RUMOURS that disgraced former pop singer Gary Glitter is in a bail hostel in Bridgwater have been dismissed by the Government.

Justice Secretary Dominic Raab said the singer - real name Paul Gadd - has never been and is not in the Bridgwater and West Somerset area.

It had been suggested locally that Gadd was holed up in the hostel - which the Bridgwater Mercury is not naming - after allegedly being moved from a similar facility in Hampshire.

When the story reached MP Ian Liddell-Grainger, he immediately contacted Mr Raab, who denied Glitter was being held locally.

The glam rock singer, 79, who had a string of chart hits in the 1970s, was released from prison halfway through a 16-year-sentence for sexually abusing three schoolgirls.

There were angry scenes last month outside a property in Hampshire, where it was believed Glitter was staying following his release from The Verne Prison, in Portland, Dorset.

The protesters outside the bail hostel, which is in a residential area, reportedly shouted demands for him to be removed from their neighbourhood, with one man attempting to scale a fence.

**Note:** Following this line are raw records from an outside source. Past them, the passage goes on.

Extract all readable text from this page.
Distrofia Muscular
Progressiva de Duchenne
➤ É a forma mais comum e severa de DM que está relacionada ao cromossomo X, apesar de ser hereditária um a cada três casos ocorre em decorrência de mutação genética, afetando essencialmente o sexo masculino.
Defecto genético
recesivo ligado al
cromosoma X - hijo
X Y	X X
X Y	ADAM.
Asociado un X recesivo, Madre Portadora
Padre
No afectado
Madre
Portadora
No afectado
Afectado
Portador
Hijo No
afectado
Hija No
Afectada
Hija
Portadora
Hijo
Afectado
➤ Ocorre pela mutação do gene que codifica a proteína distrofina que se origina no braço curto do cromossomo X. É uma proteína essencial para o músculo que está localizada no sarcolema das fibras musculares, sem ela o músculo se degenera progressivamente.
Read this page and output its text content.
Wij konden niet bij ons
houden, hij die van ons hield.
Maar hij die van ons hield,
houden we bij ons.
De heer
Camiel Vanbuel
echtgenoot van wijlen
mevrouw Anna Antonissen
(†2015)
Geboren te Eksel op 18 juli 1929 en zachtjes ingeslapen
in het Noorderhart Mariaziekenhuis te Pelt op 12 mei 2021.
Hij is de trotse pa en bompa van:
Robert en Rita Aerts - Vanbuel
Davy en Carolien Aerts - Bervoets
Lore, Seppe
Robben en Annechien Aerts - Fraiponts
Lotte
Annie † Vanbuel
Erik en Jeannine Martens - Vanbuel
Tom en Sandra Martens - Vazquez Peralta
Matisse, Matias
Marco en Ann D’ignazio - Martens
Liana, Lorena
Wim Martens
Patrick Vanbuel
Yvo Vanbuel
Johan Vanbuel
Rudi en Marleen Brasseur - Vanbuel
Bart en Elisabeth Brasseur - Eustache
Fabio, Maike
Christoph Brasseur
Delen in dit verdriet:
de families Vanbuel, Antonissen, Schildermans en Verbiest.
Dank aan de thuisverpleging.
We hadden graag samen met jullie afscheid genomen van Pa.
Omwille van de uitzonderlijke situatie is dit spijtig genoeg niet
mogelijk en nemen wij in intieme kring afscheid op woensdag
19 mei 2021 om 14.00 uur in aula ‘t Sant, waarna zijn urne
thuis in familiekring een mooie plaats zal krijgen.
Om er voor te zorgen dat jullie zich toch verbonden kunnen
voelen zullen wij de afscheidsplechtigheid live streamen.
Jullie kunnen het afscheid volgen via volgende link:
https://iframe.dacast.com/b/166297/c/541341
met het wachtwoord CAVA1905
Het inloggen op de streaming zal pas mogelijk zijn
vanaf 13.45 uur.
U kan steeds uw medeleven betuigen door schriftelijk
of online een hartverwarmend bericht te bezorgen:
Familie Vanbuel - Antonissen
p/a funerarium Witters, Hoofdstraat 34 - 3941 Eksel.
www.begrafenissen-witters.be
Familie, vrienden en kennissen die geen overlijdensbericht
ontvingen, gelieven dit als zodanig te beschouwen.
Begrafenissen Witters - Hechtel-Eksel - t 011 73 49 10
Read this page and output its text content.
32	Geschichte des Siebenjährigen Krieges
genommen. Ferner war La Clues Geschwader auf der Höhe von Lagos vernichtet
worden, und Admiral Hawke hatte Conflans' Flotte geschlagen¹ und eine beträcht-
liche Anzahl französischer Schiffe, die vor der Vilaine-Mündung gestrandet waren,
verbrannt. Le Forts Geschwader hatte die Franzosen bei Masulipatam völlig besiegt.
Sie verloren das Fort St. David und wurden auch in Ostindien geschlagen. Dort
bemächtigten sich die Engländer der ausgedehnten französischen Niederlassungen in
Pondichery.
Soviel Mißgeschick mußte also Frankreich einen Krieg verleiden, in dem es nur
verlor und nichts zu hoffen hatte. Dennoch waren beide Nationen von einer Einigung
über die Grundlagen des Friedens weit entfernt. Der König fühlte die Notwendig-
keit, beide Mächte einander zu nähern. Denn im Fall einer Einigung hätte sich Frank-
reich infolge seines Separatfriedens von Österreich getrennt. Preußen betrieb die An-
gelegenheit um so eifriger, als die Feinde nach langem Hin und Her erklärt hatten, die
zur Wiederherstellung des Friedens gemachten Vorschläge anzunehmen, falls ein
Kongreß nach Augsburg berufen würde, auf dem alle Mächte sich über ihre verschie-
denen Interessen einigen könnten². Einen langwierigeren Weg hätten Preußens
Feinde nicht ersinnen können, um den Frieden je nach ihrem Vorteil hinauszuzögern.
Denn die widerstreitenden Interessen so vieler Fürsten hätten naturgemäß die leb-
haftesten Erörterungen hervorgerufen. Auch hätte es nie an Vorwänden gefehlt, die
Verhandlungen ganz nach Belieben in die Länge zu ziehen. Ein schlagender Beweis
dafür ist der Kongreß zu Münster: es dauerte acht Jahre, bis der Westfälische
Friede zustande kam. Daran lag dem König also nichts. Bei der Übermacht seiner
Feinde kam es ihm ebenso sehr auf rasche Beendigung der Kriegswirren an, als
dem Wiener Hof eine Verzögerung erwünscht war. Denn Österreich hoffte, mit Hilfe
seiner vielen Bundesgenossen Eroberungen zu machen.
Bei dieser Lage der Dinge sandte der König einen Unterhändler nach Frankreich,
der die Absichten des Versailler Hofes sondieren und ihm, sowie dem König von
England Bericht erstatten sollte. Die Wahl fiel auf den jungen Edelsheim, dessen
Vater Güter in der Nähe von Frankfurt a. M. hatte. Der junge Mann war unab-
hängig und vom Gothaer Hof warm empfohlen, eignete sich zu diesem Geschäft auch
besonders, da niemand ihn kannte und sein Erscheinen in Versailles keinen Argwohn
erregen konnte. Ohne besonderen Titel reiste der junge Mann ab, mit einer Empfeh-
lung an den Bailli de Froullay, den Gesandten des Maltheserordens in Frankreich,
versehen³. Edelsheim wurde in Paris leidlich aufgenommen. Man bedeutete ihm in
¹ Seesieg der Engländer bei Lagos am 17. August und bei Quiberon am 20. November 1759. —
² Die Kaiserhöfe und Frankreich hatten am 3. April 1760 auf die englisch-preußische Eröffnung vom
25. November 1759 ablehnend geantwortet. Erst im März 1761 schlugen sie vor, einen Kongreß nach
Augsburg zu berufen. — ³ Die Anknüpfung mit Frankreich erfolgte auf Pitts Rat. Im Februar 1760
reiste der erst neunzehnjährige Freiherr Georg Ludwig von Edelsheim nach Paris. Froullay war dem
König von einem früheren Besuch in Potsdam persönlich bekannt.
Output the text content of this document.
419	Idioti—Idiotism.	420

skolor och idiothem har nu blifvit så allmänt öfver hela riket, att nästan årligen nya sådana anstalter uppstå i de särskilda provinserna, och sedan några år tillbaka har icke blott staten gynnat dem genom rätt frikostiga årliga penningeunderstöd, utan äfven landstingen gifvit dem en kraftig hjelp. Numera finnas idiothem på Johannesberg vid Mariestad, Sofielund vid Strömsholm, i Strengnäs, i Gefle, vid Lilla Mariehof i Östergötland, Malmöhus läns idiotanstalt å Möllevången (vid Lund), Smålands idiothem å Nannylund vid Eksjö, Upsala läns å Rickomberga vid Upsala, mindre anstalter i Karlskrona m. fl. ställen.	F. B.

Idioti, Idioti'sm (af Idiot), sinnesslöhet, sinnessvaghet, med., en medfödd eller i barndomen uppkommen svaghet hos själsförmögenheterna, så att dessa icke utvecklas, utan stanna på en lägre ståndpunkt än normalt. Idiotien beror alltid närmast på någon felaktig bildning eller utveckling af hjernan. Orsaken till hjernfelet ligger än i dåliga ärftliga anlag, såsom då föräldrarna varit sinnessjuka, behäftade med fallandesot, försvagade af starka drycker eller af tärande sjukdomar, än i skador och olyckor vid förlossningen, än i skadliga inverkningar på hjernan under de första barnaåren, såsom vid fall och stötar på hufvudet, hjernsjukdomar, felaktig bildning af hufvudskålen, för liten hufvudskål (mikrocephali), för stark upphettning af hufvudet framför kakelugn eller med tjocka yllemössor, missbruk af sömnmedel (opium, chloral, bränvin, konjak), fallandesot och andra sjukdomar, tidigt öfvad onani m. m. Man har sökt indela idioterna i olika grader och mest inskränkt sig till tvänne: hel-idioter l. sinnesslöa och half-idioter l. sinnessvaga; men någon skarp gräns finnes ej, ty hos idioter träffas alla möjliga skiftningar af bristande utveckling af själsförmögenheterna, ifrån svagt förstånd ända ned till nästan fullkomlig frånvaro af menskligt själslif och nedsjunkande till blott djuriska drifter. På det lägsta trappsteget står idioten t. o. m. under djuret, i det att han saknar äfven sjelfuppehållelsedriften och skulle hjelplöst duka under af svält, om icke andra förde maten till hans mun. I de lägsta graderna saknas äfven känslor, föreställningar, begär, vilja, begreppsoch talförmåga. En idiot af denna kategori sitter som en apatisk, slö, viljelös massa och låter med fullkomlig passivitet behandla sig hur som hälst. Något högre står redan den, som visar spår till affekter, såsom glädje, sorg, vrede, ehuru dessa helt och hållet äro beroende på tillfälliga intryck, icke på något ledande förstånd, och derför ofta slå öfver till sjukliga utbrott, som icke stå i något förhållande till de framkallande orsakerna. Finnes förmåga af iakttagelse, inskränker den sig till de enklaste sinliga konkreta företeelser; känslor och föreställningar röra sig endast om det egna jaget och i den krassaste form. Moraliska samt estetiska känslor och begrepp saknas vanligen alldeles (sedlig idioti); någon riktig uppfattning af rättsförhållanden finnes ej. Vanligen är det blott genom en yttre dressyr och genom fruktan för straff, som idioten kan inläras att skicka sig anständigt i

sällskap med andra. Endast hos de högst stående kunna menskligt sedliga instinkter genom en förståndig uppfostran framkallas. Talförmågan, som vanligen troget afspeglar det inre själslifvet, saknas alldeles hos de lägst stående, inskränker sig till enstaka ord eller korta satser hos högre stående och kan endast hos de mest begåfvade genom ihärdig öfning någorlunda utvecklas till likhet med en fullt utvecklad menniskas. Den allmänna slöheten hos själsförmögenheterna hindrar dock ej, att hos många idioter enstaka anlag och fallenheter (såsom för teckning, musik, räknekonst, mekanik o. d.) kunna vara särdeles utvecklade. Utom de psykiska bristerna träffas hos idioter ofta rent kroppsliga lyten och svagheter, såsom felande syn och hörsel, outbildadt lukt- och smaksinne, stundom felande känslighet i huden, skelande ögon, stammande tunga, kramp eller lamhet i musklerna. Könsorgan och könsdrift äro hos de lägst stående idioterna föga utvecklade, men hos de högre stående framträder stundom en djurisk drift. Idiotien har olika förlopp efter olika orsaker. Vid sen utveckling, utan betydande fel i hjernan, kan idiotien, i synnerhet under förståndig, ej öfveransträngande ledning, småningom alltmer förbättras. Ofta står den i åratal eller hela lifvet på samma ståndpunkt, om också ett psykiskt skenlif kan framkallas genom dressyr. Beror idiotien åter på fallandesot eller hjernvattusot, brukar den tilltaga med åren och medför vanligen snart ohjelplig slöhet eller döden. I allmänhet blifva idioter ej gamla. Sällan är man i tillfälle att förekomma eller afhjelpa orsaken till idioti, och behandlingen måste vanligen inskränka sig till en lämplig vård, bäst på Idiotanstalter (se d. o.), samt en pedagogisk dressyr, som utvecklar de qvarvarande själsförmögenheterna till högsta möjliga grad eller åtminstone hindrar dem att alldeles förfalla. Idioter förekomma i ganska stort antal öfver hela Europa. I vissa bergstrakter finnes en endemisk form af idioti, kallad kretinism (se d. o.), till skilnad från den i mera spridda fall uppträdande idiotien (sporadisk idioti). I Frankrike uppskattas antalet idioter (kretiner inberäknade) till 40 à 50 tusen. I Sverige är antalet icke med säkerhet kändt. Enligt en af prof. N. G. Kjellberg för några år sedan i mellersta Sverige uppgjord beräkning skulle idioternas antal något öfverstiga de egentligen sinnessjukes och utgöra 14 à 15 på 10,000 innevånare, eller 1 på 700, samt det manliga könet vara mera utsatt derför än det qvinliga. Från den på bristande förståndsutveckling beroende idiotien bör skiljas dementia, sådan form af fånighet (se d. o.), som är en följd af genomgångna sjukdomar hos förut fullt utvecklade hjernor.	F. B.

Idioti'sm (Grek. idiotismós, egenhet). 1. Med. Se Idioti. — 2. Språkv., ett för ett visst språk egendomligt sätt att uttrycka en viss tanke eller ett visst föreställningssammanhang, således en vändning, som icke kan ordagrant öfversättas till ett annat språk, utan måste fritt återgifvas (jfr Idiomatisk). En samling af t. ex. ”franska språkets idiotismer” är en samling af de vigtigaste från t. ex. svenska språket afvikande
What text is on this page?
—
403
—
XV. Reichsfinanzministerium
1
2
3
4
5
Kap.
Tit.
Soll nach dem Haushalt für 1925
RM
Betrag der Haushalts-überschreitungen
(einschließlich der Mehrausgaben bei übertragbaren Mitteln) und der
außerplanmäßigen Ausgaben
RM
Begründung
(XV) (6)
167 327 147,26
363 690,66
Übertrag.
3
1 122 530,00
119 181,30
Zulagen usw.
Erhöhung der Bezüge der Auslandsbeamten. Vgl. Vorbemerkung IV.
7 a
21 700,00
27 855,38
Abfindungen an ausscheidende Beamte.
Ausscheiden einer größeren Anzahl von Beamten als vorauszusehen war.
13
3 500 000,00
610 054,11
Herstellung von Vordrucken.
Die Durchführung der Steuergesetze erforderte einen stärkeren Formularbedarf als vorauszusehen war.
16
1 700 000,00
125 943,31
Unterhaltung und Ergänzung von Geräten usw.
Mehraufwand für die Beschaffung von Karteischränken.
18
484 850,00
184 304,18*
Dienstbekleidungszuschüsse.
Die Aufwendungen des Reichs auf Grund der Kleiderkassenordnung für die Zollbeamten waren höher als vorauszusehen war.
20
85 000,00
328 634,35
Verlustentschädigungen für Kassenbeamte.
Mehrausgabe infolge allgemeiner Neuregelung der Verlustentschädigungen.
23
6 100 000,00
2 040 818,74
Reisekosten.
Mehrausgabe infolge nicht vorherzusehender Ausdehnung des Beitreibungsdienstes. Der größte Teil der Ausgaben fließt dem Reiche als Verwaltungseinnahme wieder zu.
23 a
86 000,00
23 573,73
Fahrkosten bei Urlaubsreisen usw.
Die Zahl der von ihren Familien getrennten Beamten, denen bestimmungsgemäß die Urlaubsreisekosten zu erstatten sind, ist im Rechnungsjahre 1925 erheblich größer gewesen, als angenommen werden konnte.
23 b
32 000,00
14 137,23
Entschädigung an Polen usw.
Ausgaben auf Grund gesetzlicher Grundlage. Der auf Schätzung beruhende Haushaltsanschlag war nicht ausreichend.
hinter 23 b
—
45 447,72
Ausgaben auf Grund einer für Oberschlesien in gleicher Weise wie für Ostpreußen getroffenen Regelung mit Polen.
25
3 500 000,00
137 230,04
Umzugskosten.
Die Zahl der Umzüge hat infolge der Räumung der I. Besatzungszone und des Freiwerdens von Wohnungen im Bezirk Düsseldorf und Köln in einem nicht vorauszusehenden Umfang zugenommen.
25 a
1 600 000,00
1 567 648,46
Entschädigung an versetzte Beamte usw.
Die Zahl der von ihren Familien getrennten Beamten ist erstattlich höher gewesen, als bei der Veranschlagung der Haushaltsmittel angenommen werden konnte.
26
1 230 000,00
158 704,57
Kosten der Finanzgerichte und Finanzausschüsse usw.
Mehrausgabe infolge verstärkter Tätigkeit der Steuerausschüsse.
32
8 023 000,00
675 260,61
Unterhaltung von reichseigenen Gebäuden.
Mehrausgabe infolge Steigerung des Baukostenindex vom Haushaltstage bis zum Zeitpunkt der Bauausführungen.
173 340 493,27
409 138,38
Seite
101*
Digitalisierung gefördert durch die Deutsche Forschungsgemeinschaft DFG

Hampshire police officers broke up the protest.

At the time, a Ministry of Justice spokesman said: “Sex offenders like Paul Gadd are closely monitored by the police and Probation Service and face some of the strictest licence conditions, including being fitted with a GPS tag.

“If the offender breaches these conditions at any point, they can go back behind bars.”

Glitter was at the height of his fame when he preyed on his vulnerable victims who thought no-one would believe their claims over that of a celebrity.

He attacked two girls, aged 12 and 13, after inviting them backstage to his dressing room and isolating them from their mothers.

A third victim was less than 10-years-old when he crept into her bed and tried to rape her in 1975.

The allegations only came to light nearly 40 years later when Glitter became the first person to be arrested under Operation Yewtree – the investigation launched by the Metropolitan Police in the wake of the Jimmy Savile scandal.

Glitter’s fall from grace occurred years earlier after he admitted possessing 4,000 child pornography images and was jailed for four months in 1999.

In 2002, he was expelled from Cambodia amid reports of sex crime allegations, and in March 2006 he was convicted of sexually abusing two girls, aged 10 and 11, in Vietnam and spent two-and-a-half years in jail.

Several years ago, Glitter used to own a home in the Somerset village of Wedmore.